Hänsel und Gretel, une fable sur la machine à créer, mise en scène en scène par Thom Luz, à l’invitation de Matthias Schulz ©Herwig Prammer
A Berlin, vous avez créé le Kinderopernhaus, à Zurich vous créez le Kinderorchester. Hänsel und Gretel est un conte pour enfants. L’opéra doit jouer un rôle particulier auprès des plus jeunes?

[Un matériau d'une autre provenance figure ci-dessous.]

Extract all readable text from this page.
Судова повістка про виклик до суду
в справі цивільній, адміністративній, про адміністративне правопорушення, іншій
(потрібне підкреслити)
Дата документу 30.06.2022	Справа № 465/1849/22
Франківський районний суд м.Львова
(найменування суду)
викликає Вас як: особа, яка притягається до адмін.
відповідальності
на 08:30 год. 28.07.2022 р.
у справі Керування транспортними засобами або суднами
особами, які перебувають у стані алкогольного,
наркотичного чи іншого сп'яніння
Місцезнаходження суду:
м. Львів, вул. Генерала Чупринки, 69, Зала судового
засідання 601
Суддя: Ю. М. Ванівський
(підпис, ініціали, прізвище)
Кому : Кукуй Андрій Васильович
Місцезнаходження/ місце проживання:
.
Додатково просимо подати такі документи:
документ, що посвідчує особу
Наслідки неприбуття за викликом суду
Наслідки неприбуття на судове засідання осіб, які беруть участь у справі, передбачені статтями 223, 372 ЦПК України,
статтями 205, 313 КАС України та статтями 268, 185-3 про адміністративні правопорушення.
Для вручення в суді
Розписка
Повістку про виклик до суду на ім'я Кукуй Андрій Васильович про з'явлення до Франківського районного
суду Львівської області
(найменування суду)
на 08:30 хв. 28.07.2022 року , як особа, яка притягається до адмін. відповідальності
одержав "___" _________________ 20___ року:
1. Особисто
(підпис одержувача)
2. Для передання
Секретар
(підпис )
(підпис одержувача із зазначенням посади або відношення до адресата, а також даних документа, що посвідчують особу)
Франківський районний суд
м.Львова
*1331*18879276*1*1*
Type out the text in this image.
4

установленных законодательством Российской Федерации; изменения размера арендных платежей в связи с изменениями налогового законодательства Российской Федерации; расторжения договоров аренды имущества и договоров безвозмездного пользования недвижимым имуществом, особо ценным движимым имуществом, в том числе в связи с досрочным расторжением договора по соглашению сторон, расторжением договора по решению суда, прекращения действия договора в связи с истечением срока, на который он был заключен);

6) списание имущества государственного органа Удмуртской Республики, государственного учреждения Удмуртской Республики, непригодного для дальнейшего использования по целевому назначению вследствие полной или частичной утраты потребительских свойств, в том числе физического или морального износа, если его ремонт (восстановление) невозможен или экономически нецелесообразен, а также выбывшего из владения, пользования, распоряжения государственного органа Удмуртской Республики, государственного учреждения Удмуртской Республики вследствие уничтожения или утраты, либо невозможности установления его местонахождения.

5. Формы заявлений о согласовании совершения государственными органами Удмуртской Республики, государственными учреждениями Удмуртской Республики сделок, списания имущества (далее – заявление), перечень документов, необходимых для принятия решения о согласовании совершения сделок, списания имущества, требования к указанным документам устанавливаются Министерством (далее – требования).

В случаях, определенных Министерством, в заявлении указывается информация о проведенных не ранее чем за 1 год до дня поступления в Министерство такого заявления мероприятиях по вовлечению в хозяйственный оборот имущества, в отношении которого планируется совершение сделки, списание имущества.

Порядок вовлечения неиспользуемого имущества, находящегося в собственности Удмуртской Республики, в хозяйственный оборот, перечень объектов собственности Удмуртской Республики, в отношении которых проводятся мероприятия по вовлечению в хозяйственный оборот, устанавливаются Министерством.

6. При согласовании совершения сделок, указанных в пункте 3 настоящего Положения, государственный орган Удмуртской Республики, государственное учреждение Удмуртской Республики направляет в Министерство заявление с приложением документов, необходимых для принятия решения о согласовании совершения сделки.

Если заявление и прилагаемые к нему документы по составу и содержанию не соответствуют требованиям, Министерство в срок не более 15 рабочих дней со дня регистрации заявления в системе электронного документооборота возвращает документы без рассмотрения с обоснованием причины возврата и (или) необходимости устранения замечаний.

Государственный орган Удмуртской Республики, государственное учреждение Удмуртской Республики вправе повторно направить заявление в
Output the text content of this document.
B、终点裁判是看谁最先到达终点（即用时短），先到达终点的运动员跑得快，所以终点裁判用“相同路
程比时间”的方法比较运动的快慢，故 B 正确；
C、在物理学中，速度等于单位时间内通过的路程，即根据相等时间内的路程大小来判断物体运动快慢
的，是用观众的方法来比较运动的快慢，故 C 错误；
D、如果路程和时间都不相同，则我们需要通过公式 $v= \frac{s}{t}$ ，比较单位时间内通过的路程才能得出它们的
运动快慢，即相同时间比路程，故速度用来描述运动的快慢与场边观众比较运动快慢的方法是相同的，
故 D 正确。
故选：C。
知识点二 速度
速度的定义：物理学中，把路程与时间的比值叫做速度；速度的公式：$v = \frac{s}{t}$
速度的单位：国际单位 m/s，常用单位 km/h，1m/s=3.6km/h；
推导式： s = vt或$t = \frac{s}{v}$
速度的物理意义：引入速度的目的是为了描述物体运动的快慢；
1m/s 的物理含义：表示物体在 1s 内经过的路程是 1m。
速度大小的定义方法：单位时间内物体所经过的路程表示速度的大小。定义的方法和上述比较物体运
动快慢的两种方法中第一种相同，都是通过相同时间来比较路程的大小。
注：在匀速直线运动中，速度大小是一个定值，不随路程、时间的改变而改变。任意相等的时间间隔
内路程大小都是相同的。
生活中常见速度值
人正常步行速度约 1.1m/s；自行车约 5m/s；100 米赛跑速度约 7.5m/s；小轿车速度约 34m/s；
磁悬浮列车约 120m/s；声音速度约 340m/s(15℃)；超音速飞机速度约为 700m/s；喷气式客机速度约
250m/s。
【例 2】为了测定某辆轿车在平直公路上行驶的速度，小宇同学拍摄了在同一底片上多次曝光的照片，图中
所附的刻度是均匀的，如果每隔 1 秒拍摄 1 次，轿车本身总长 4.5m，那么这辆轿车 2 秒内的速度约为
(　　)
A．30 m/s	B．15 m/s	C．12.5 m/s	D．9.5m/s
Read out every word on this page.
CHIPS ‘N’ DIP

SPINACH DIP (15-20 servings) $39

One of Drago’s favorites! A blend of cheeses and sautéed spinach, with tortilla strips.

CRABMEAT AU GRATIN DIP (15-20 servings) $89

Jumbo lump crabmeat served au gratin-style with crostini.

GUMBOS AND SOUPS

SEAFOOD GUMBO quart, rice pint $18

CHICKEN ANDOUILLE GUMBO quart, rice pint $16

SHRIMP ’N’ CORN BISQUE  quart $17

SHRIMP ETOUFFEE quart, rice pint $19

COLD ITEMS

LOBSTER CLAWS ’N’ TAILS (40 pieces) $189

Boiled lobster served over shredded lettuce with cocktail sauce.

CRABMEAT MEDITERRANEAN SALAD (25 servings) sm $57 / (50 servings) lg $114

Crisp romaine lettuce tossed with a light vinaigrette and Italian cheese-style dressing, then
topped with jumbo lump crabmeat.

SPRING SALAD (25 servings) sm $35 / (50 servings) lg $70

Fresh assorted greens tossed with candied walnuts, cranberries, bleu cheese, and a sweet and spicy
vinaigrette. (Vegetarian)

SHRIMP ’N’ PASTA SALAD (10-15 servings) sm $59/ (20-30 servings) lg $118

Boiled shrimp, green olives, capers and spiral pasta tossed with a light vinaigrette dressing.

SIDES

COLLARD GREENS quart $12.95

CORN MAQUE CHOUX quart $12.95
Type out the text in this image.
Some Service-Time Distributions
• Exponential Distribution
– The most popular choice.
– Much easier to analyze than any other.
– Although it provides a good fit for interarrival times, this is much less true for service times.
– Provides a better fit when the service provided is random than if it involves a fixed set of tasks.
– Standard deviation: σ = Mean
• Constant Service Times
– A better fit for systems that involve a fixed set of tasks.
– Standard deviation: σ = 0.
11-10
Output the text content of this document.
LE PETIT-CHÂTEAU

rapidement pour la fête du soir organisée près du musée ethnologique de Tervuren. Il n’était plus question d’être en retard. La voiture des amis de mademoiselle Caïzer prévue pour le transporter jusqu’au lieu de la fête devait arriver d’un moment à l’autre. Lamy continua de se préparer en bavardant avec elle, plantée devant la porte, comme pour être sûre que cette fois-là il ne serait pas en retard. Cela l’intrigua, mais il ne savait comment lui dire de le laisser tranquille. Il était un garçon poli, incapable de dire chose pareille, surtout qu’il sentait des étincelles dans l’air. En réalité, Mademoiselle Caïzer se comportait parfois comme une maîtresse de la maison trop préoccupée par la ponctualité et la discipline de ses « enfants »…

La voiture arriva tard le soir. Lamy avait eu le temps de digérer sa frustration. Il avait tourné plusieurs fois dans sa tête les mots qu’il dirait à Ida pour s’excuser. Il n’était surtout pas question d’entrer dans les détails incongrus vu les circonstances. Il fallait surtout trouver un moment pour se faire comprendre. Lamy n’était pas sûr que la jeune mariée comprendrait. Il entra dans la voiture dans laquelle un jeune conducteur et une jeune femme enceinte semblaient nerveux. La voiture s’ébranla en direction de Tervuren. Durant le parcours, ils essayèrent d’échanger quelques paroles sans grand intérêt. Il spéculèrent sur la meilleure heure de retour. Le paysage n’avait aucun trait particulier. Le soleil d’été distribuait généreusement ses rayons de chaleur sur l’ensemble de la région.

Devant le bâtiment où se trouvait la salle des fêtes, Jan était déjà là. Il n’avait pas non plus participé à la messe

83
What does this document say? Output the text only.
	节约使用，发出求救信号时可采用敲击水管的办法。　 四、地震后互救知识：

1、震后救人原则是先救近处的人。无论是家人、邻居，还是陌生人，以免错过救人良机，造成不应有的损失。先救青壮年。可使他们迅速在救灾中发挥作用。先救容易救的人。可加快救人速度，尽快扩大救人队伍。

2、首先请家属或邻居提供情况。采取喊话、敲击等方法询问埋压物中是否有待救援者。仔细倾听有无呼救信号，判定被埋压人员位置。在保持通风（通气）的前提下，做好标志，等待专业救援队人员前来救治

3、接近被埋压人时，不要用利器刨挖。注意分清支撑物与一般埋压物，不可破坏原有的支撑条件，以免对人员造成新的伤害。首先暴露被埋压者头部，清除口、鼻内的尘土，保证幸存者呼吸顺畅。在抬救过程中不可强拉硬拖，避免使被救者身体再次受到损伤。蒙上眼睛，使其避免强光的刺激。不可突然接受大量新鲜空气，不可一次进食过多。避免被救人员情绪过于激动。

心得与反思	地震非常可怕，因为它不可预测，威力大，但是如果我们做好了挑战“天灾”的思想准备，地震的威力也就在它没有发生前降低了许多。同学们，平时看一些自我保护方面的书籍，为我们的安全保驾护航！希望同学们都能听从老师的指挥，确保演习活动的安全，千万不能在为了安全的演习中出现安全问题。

Oui c’est très important. Vous savez je suis père de 5 enfants. Ce soir, mon ado vient à la première avec ses copains. Je trouve essentiel que tous les enfants puissent vivre cette expérience, et la partager. Avec le Kinderorchester, nous travaillons avec des enfants de 8 à 13 ans dans 36 écoles du Canton, qui jouent dans un orchestre souvent pour la première fois. Si à la fin de l’expérience, leurs copains disent «moi aussi je veux faire ça!», alors c’est gagné !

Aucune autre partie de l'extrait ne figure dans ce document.